One thing that the Coronavirus pandemic should have taught us is that our food supply is not nearly as secure as we may have believed. Though the panic-buying-induced bare shelves of March and April are behind us, a longer-term set of spot shortages remains. Some of these shortages are due to the lingering effects of concerned shoppers buying a year’s supply of a wide variety of products. Other shortages are caused or made worse by a whole slew of weather events from our August heavy rains and flooding damaging local crops, to the wildfires and intense heat impacting crops on the west coast.
Our buyers have been working overtime scrambling to find back-up suppliers and alternative brands to fill our shelves when regularly-stocked items are unavailable. When Muir Glen tomato products were scarce, we brought in the Made With brand. Cadia bathroom tissue and paper towels now augment their often-missing Seventh Generation counterparts.
Unfortunately, many brands are still experiencing production shortfalls due to ingredient shortfalls or strong sales that exceed production capabilities. Organic Valley dairy products are in extremely short supply and what we get in varies from week to week. Applegate can’t keep up with the demand for their sliced meats and sausages now that most meals are being eaten at home. Amy’s has cut a number of slower-selling items out of its production schedule to focus on upping the supply of its historic best sellers, and we still get shorted on those. Nancy’s yogurt and Harmless Harvest coconut water were included in our September sale flyer. We received no cases of those for the entire month. And, sadly, the Now brand—once our best-selling line of nutritional supplements, continues to run at a more than a fifty percent stock-out rate as it has for many months.

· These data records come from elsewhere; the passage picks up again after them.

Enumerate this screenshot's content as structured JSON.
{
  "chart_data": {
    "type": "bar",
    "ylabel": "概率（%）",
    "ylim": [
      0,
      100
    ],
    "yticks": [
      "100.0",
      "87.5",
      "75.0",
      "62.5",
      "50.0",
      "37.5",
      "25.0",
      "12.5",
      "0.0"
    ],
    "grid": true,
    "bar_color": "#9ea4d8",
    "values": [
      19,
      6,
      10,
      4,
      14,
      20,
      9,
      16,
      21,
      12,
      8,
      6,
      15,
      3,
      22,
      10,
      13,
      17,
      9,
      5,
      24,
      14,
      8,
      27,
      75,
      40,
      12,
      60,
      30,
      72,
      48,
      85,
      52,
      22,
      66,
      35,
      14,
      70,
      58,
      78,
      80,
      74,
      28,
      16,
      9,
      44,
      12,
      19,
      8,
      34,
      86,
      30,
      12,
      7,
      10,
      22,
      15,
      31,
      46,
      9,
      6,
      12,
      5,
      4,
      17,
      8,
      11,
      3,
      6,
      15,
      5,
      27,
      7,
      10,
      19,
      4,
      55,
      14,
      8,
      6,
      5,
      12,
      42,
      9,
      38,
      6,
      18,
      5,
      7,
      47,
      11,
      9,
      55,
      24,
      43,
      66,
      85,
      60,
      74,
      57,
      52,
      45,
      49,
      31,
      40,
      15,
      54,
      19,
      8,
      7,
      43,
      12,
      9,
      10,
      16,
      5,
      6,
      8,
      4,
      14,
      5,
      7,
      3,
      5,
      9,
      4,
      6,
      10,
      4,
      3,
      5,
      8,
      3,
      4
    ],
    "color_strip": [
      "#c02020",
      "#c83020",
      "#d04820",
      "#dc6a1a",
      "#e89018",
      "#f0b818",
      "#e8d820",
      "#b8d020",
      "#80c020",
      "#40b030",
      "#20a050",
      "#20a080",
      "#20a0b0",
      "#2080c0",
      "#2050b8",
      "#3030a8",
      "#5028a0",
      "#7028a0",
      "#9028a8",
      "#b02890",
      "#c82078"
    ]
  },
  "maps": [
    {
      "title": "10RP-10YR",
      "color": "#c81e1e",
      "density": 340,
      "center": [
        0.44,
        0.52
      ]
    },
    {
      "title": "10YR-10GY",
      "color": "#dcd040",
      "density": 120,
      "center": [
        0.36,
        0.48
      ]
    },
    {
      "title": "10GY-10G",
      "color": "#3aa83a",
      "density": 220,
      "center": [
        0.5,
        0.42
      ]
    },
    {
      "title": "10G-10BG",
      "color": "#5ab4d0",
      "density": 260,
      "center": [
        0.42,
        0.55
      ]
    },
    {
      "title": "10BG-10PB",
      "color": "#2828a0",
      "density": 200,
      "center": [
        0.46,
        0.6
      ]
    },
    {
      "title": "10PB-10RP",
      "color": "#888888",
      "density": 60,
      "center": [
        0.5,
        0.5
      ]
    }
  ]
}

Finally, fresh produce is the one category of food that is most likely to experience periodic shortages due to both seasonality and uncooperative weather. The main growing areas of California suffered from extreme heat during the summer and that will impact harvests well into the fall. The River Fire, which as of this writing has consumed tens of thousands of acres near the Salinas Valley growing area is impacting the harvests of strawberries, lettuce, broccoli, celery, peppers and more. Falling ash can ruin tender strawberries. Other crops are impacted by smoke—not directly—but because harvesters are limited to the amount of time they are allowed to work in smoke-filled fields.